We’ll make our homes on the water.
We’ll build our walls (aluminum),
we’ll fill our mouths with cinnamon.
“This Will Be Our Year,” by OK, Go
Wouldn’t this be a great recessional on piano? As we walk hand in hand out of the church?
The warmth of your love’s
like the warmth of the sun,
and this will be our year,
took a long time to come.
“Bright As Yellow,” by the Innocence Mission
If we didn’t go the R&B route, this may be my preference for a spotlight dance. It is just so gorgeous, and the statement of joy and vitality in the lyrics is very appropriate for us.
I do not wish to be a rose,
I do not wish to be pale pink,
but flower scarlet, flower gold
and have no thorns to distance me.
“This Magic Moment,” by the Drifters
This is not, particularly, a “Stephanie and Matt” song. I have loved it ever since I got the Atlantic Rhythm & Blues box. But it is indubitably one of the iconic romantic statements of American popular culture. So, so good.
Everything I want, I have
whenever I hold you tight.
“Lay Lady Lay,” by Bob Dylan
Stephanie said that she was embarrassed at her lack of knowledge of Dylan when she met me. I can’t hold that against anyone, since my embarrassing lack of knowledge of Dylan extended well into my 20s. This, though, and the whole Nashville Skyline album, brings to my mind memories of our first year apart. I think I put this on the first mix tape I made for Stephanie.
Why wait any longer for the one you love
when he’s standing in front of you?
“Sweet Jane,” by the Cowboy Junkies
More of a dark horse candidate for spotlight song. Another gorgeous song that wouldn’t show up my manifold deficiencies as a dancer.
Anyone who’s ever had a heart
wouldn’t turn around and break it.
“Happy Song,” by Otis Redding
One of several Otis Redding songs that we like to listen to together. Sometimes, if I am feeling relaxed enough, I even sing along.
When I sing this song,
singing it for my baby.
She’s the only one, can bring me joy.
“Sha-la-la (Make Me Happy)” by Al Green
You really can’t go wrong with Al Green, much like Otis Redding–he’s a slam dunk.
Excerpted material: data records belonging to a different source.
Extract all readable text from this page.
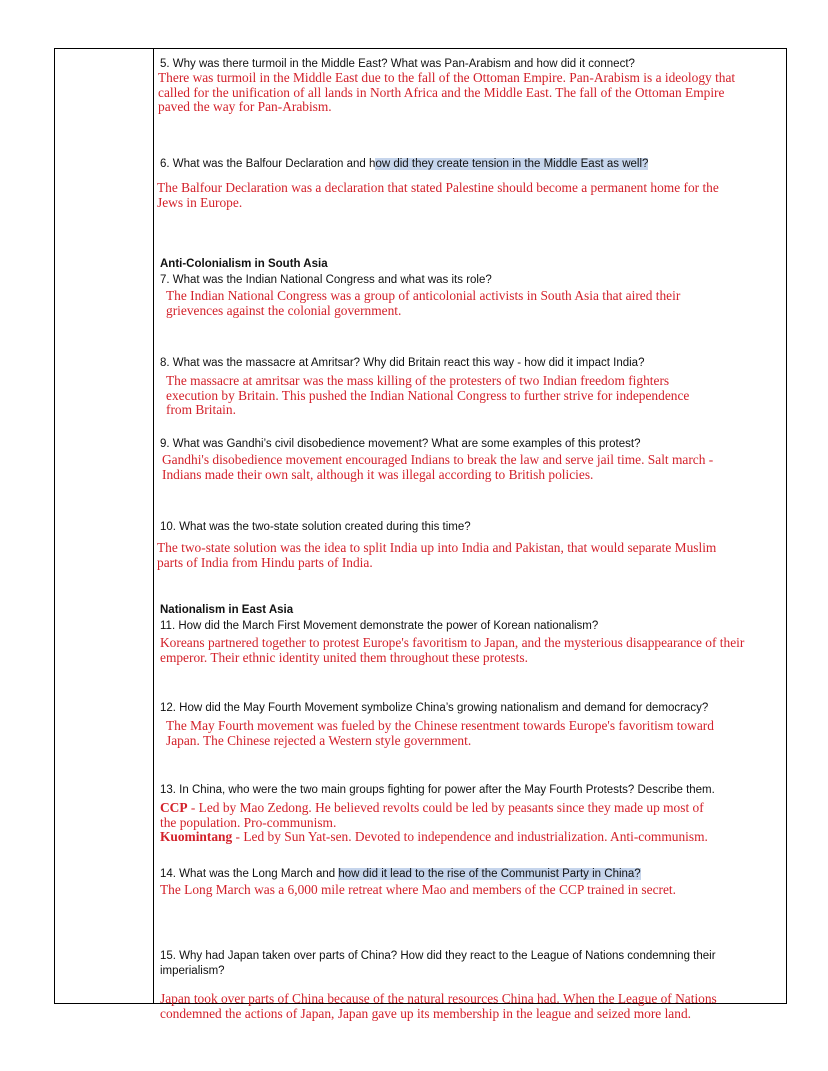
5. Why was there turmoil in the Middle East? What was Pan-Arabism and how did it connect?

There was turmoil in the Middle East due to the fall of the Ottoman Empire. Pan-Arabism is a ideology that
called for the unification of all lands in North Africa and the Middle East. The fall of the Ottoman Empire
paved the way for Pan-Arabism.

6. What was the Balfour Declaration and how did they create tension in the Middle East as well?

The Balfour Declaration was a declaration that stated Palestine should become a permanent home for the
Jews in Europe.

Anti-Colonialism in South Asia

7. What was the Indian National Congress and what was its role?

The Indian National Congress was a group of anticolonial activists in South Asia that aired their
grievences against the colonial government.

8. What was the massacre at Amritsar? Why did Britain react this way - how did it impact India?

The massacre at amritsar was the mass killing of the protesters of two Indian freedom fighters
execution by Britain. This pushed the Indian National Congress to further strive for independence
from Britain.

9. What was Gandhi’s civil disobedience movement? What are some examples of this protest?

Gandhi's disobedience movement encouraged Indians to break the law and serve jail time. Salt march -
Indians made their own salt, although it was illegal according to British policies.

10. What was the two-state solution created during this time?

The two-state solution was the idea to split India up into India and Pakistan, that would separate Muslim
parts of India from Hindu parts of India.

Nationalism in East Asia

11. How did the March First Movement demonstrate the power of Korean nationalism?

Koreans partnered together to protest Europe's favoritism to Japan, and the mysterious disappearance of their
emperor. Their ethnic identity united them throughout these protests.

12. How did the May Fourth Movement symbolize China’s growing nationalism and demand for democracy?

The May Fourth movement was fueled by the Chinese resentment towards Europe's favoritism toward
Japan. The Chinese rejected a Western style government.

13. In China, who were the two main groups fighting for power after the May Fourth Protests? Describe them.

CCP - Led by Mao Zedong. He believed revolts could be led by peasants since they made up most of
the population. Pro-communism.
Kuomintang - Led by Sun Yat-sen. Devoted to independence and industrialization. Anti-communism.

14. What was the Long March and how did it lead to the rise of the Communist Party in China?

The Long March was a 6,000 mile retreat where Mao and members of the CCP trained in secret.

15. Why had Japan taken over parts of China? How did they react to the League of Nations condemning their
imperialism?

Japan took over parts of China because of the natural resources China had. When the League of Nations
condemned the actions of Japan, Japan gave up its membership in the league and seized more land.
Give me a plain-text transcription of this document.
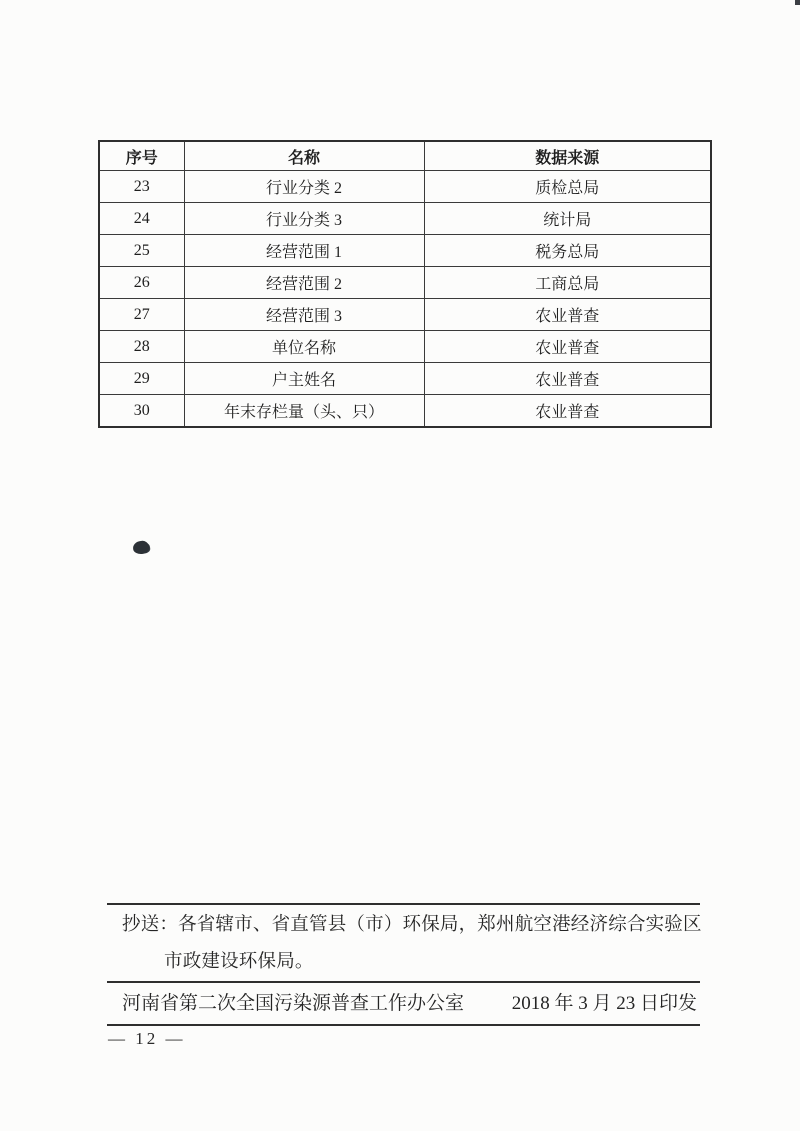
序号	名称	数据来源
23	行业分类 2	质检总局
24	行业分类 3	统计局
25	经营范围 1	税务总局
26	经营范围 2	工商总局
27	经营范围 3	农业普查
28	单位名称	农业普查
29	户主姓名	农业普查
30	年末存栏量（头、只）	农业普查
抄送：各省辖市、省直管县（市）环保局，郑州航空港经济综合实验区
市政建设环保局。
河南省第二次全国污染源普查工作办公室	2018 年 3 月 23 日印发
— 12 —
The problem is, he’s almost expected. “Let’s Stay Together” is wonderful, but while we are not trying to be too hip, we don’t think we have enough of a personal Al Green connection to pull off using it prominently. Maybe we could use “Make Me Happy,” though
It’s something that just gets down in your bones,
and once I see you I can’t leave your love alone.
“Such Great Heights” by Iron & Wine
We really like both the Iron & Wine and the Postal Service versions of this song, but for me at least, I think this would be my preferred version. I also feel like this would be good in a piano arrangement.
I am thinking it’s a sign
that the freckles in our eyes
are mirror images
and when we kiss, they’re perfectly aligned.
Obviously, there are a whole slew of other songs we might want to use. Just off the top of my head, I can think of “She Smiled Sweetly,” “No Lonesome Tune,” “Let Me Touch You for Awhile,” and “Girl.” Any thoughts?